Agora restava-lhe mudar de caminho e saborear a vingança.

 

sábado, 3 de setembro de 2016

O PREÇO DOS SONHOS


2 – REVIVER

Voltara a Nova Iorque sentindo que seria a última viajem duma vida feita de encontros e desencontros. Era a cidade que melhor compreendia o seu caminho errante, a que agora decidira por fim.

Voltava dos fins da América do Sul, com trânsito por S. Paulo no Brasil e destino final Lisboa. Mas, como sempre se habituara a fazer, utilizou outro caminho, procurando dificultar a vida aos que, nos gabinetes sombrios do poder financeiro, certamente o seguiam esperando a oportunidade para acertarem contas. A sua experiência ensinara-lhe que três identidades, podiam ser necessárias para esconder o caminho.

Pedro, nascido em Portugal, emigrante legalizado na Bélgica, portador de um passaporte Inglês e um outro dos EUA, sabia que seria difícil ser controlado. Era, sempre fora, uma questão de segurança que aprendera nos quinze anos em que prestara serviços a uma Empresa sem rosto, sem nome, sem morada.

Decidira em pleno Aeroporto de S. Paulo, não utilizar o voo para Lisboa que tinha reservado, e no mesmo dia comprou, pagando em dinheiro um lugar para Nova Iorque. Ficaria dois dias na cidade e num velho hotel fora dos circuitos turísticos. Depois seguiria para Londres onde tinha vivido os últimos anos.

Não deixou de passear pela cidade. Escolheu o metro, sem destino programado, saiu numa qualquer estação e caminhou misturado com as pessoas que seguiam apressadas para o seu trabalho na zona financeira da cidade. Por entre a multidão era apenas um anónimo transeunte. Afinal, caminhava no sentido contrário. Não escolhera o percurso mas como na vida, deixara-se guiar pelos impulsos. E reconhecia que isso fora um erro e teria o seu custo.

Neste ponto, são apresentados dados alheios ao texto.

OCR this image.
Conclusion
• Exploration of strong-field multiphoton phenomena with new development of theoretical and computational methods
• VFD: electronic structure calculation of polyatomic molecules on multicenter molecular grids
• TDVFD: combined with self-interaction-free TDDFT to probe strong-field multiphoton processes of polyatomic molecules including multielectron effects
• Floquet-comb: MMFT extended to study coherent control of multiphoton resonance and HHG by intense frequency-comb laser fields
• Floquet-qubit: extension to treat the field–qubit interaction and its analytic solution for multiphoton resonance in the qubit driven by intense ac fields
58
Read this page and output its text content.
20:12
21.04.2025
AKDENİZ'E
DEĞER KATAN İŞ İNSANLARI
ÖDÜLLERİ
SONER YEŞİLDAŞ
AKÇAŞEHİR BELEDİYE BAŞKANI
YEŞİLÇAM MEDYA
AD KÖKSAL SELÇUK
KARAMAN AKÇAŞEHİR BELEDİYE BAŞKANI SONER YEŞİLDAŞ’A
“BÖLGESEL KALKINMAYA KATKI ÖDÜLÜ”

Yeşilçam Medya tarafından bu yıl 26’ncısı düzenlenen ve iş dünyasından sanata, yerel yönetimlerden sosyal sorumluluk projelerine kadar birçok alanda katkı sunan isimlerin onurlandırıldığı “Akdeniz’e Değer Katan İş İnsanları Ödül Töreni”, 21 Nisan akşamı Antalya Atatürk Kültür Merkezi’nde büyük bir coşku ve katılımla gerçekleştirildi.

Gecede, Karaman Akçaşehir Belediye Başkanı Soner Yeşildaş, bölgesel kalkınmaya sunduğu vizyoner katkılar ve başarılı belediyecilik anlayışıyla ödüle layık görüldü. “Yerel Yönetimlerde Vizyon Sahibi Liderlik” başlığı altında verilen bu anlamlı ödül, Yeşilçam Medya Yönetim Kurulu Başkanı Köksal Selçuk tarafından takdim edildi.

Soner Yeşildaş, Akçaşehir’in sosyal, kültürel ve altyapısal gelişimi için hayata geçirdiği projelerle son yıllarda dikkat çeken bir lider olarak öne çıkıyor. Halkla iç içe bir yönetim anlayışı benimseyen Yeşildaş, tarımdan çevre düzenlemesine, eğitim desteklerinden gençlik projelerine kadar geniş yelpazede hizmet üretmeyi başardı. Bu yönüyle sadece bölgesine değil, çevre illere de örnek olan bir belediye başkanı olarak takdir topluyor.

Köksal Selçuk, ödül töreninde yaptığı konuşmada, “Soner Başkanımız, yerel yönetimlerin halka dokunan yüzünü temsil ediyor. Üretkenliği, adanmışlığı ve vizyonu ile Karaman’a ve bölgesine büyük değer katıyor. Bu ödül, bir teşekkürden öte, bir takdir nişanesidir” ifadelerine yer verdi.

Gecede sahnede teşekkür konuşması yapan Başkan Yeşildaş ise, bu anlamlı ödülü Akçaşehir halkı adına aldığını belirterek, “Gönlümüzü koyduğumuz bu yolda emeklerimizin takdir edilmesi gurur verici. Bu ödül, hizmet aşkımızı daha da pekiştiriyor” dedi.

Escolheu para comer um restaurante já perto do Central Parque. Era um pequeno espaço, a especialidade comida italiana e isso era do seu agrado.

Aproveitou a proximidade da Broadway para assistir a um espetáculo que acabara por ser, também e, principalmente, tempo para esquecer.
 

quinta-feira, 1 de setembro de 2016

O PREÇO DOS SONHOS


1 –  A CIDADE QUE NUNCA DORME

 A noite caiu de repente sobre a cidade, que foi ficando prisoneira da luz que as janelas dos edifícios, marca indelével duma cidade que, sobranceiramente, desafiava as leis da natureza.

A noite era sinal de vida para a cidade que nunca dorme. Aqui e ali, uma estrela parecia descer do céu, atraída, quem sabe, pelo fascínio que adivinhava.

Era assim, neste duelo entre luz e sombras, que Pedro se deixava envolver. Afinal, estava em Nova Iorque e tantas recordações!

Tanto tempo, sussurrava com os olhos vidrados nos desenhos que numa outra noite, também num final Outono, comtemplara abraçado ao amor de uma vida.

Pela primeira vez, desde há muito tempo, deixou que as lágrimas lhe corressem pelo rosto. A janela de um pequeno hotel em Brooklyn, era o espelho baço e sujo como suja fora a sua vida. E, à memória voltaram os rancores, os medos, o fascínio duma vida perigosa e apenas lhe deixaram dinheiro e remorsos e que ainda lhe consumiam a alma.
Esteve de olhos fixados no céu e tremia quando testemunhava uma estrela cadente. Enquanto jovem gostava de vigiar as estrelas e no seu íntimo sonhava que, um dia, uma estrela errante o levaria, para desvendar os segredos do céu.
Ele perdera a estrela e perdera também o norte. Percorrera distâncias sem nunca ter a certeza que voltaria. Estava cansado, tão cansado que nem forças tinha para fechar os olhos apagando os seus sentimentos.

Nova Iorque fora o desabar dos seus raros momentos de felicidade. Tão poucos, apenas duas semanas, numa vida!